Multimodal Analysis of Human Nonverbal Behaviour in Real-World Settings

European Research Council Starting Grant (FP7) MAHNOB
Project lifespan: 2008 – 2013

Existing tools for human interactive behaviour analysis typically handle only deliberately displayed, exaggerated expressions. As they are usually trained only on series of such exaggerated expressions, they lack models of human expressive behaviour found in real-world settings and cannot handle subtle changes in audiovisual expressions typical for such spontaneous behaviour.

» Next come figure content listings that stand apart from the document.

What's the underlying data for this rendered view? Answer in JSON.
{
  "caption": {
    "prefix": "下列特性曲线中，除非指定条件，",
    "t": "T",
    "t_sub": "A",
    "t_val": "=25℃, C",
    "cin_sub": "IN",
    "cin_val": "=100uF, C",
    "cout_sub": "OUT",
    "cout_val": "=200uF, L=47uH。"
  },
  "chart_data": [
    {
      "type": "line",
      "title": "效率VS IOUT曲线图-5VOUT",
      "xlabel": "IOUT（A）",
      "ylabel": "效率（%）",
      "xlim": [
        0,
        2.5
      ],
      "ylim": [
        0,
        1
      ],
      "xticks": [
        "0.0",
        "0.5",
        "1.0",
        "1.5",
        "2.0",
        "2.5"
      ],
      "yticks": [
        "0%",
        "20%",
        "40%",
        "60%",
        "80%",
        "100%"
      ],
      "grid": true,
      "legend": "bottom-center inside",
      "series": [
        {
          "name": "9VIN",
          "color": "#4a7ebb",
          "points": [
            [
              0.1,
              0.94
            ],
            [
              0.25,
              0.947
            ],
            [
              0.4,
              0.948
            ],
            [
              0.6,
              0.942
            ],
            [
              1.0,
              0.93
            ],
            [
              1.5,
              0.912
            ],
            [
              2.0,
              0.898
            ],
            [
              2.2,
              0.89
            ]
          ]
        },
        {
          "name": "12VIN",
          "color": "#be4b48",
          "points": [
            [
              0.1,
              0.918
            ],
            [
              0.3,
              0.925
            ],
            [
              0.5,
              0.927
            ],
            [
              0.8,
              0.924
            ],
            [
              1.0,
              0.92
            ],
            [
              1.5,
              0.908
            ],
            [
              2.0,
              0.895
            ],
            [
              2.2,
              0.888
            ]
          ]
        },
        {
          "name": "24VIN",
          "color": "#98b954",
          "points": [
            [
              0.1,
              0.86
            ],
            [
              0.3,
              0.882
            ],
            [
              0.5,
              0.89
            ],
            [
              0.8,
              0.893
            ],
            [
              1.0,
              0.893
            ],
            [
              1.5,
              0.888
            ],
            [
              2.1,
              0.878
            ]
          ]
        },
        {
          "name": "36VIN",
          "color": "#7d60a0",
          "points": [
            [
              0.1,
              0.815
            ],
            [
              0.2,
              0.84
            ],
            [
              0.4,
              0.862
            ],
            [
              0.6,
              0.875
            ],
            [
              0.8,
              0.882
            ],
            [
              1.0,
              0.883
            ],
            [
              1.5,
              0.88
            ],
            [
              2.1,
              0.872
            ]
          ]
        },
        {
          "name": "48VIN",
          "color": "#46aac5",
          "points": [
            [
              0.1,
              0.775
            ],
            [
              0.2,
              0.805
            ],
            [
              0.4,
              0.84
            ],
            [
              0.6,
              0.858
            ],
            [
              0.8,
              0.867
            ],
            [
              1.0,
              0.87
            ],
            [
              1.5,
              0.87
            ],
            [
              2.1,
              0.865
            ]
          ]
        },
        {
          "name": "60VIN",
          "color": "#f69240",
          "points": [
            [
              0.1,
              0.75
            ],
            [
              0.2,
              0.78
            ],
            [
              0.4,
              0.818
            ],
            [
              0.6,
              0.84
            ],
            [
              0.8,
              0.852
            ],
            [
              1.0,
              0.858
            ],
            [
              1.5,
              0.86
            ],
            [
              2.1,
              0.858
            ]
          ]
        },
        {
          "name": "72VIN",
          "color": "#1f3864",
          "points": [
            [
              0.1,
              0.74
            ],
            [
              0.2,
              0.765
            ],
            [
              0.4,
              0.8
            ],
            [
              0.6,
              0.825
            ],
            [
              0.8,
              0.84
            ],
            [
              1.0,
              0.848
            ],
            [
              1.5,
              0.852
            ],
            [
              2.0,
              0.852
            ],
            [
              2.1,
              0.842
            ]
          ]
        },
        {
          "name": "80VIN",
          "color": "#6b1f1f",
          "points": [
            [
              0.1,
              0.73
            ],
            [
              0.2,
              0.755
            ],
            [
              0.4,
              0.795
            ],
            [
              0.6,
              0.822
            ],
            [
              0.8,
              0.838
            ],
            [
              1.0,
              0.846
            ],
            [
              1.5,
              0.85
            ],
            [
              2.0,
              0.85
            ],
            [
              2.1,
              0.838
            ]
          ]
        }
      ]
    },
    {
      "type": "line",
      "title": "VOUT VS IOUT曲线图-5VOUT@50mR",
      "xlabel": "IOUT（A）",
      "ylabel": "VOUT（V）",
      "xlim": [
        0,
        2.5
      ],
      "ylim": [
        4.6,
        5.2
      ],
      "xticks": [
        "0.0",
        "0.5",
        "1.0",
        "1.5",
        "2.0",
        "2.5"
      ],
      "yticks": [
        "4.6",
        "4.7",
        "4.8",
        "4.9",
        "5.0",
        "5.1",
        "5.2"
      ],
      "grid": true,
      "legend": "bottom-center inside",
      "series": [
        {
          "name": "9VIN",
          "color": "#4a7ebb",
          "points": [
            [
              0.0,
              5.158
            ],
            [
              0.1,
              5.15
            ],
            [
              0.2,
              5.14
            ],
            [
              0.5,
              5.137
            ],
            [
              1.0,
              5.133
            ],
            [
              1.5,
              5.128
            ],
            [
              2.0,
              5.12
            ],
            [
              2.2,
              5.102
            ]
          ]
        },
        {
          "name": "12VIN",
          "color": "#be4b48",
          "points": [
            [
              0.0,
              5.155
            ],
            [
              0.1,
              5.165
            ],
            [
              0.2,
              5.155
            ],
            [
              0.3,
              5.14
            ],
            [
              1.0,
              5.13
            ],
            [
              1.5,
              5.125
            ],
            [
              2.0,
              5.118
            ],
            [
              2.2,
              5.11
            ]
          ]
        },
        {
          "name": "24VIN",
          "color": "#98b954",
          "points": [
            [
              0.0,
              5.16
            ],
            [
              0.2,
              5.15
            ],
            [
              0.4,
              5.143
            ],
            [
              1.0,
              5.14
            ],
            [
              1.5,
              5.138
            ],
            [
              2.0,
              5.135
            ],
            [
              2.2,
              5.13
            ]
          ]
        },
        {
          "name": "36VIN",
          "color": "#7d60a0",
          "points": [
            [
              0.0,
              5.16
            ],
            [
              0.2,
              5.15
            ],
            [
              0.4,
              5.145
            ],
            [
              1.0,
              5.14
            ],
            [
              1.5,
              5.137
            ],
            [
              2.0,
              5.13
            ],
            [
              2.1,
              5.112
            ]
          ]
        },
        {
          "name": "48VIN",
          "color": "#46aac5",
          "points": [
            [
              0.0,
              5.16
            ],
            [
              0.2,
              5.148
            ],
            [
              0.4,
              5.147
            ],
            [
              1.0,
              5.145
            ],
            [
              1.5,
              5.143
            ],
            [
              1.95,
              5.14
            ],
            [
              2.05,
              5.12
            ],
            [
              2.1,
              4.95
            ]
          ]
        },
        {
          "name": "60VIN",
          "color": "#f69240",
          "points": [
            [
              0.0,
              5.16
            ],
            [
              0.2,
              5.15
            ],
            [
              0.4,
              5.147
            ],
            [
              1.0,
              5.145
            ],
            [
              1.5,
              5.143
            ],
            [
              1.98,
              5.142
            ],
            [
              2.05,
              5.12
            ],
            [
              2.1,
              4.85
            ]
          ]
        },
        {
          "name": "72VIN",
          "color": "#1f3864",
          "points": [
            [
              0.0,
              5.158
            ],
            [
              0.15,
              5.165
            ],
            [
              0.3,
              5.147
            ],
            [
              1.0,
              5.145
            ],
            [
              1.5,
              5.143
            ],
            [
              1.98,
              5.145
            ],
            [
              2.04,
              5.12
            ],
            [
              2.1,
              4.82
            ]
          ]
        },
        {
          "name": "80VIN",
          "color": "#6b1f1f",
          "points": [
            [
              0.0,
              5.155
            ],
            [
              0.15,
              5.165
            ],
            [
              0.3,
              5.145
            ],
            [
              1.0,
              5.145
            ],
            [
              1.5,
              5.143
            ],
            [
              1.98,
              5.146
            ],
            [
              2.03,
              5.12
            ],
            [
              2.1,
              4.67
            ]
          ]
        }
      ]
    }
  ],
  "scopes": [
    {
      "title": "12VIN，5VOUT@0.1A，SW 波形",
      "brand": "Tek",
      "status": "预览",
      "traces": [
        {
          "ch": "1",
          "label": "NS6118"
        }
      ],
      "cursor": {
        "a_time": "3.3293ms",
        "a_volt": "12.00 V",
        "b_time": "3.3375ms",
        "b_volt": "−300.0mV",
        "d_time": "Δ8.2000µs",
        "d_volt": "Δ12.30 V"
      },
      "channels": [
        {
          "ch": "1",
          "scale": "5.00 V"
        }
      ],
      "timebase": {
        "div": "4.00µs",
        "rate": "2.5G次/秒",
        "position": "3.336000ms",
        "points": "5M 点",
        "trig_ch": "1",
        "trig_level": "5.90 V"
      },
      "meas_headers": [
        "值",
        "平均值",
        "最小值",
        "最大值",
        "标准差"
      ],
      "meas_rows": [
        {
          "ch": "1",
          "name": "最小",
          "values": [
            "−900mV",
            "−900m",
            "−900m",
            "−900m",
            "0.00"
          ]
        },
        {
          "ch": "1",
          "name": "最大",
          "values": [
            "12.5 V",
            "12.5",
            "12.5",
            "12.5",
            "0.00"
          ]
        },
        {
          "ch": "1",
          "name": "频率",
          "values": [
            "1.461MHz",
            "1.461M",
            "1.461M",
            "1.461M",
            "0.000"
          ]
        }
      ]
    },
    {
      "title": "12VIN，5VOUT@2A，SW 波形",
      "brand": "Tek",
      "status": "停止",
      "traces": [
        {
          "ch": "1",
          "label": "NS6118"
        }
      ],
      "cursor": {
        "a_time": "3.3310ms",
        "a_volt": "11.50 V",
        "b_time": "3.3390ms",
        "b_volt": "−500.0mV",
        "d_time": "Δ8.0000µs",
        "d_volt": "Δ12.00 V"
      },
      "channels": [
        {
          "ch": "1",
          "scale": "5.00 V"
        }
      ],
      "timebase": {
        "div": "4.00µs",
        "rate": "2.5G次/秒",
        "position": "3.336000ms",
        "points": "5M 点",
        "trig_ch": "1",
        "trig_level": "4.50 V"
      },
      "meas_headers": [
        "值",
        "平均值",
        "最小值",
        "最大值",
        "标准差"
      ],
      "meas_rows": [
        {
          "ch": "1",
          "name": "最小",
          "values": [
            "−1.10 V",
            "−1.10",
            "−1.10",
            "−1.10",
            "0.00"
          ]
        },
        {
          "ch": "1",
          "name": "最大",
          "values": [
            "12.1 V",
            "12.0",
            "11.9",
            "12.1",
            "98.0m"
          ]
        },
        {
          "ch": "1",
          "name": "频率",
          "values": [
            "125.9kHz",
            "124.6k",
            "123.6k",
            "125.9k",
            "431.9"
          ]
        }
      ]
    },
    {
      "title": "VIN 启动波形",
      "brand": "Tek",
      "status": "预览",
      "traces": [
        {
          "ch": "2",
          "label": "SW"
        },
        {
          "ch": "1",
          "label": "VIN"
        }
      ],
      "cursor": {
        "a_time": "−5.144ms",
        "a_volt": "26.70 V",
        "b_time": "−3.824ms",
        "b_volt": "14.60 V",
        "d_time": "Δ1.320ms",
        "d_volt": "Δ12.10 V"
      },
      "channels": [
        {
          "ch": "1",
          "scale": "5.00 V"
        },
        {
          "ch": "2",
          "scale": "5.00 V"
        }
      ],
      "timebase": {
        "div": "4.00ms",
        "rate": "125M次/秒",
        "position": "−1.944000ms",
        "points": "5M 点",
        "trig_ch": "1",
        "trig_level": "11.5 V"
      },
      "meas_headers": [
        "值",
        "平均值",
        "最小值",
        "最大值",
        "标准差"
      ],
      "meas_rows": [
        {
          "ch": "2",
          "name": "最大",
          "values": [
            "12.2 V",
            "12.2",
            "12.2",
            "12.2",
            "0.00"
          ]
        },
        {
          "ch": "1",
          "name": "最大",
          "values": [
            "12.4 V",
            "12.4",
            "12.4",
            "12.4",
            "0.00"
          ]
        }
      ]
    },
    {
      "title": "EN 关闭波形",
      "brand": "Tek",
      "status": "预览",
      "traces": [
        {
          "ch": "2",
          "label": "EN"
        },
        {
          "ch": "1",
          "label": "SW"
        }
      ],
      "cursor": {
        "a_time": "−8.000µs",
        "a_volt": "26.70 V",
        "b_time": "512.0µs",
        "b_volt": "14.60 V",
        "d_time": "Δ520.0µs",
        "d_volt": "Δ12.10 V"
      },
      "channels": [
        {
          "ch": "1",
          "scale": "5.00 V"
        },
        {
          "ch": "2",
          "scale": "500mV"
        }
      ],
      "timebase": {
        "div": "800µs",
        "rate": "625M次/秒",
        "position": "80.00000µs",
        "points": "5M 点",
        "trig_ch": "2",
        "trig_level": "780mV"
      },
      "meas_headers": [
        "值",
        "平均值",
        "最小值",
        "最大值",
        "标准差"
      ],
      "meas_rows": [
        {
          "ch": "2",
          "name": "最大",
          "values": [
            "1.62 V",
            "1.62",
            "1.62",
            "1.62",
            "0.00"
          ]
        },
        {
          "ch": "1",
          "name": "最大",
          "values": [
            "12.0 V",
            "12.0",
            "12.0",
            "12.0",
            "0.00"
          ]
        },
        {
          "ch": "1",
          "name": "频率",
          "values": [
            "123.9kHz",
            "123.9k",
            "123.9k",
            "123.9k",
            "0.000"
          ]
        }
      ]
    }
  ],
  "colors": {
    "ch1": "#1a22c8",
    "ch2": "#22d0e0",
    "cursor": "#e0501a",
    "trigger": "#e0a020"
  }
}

The main aim of MAHNOB project is to address this problem and to attempt to build automated tools for machine understanding of human interactive behaviour in naturalistic contexts. MAHNOB technology will represent a set of audiovisual spatiotemporal methods for automatic analysis of human spontaneous (as opposed to posed and exaggerated) patterns of behavioural cues including head pose, facial expression, visual focus of attention, hands and body movements, and vocal outbursts like laughter and yawns.

As a proof of concept, MAHNOB technology will be developed for two specific application areas: automatic analysis of mental states like fatigue and confusion in Human-Computer Interaction contexts and non-obtrusive deception detection in standard interview settings.

A team of 5 Research Assistants (RAs), led by the PI and having the background in signal processing and machine learning will develop MAHNOB technology. The expected result after 5 years is MAHNOB technology with the following capabilities:

  • analysis of human behaviour from facial expressions, hand and body movements, gaze, and non-linguistic vocalizations like speech rate and laughter
  • interpretation of user behaviour with respect to mental states, social signals, dialogue dynamics, and deceit/veracity
  • near real-time, robust, and adaptive processing by means of incremental processing, robust observation models, and learning person-specific behavioural patterns
  • provision of a large, annotated, online dataset of audiovisual recordings providing a basis for benchmarks for efforts in machine analysis of human behaviour.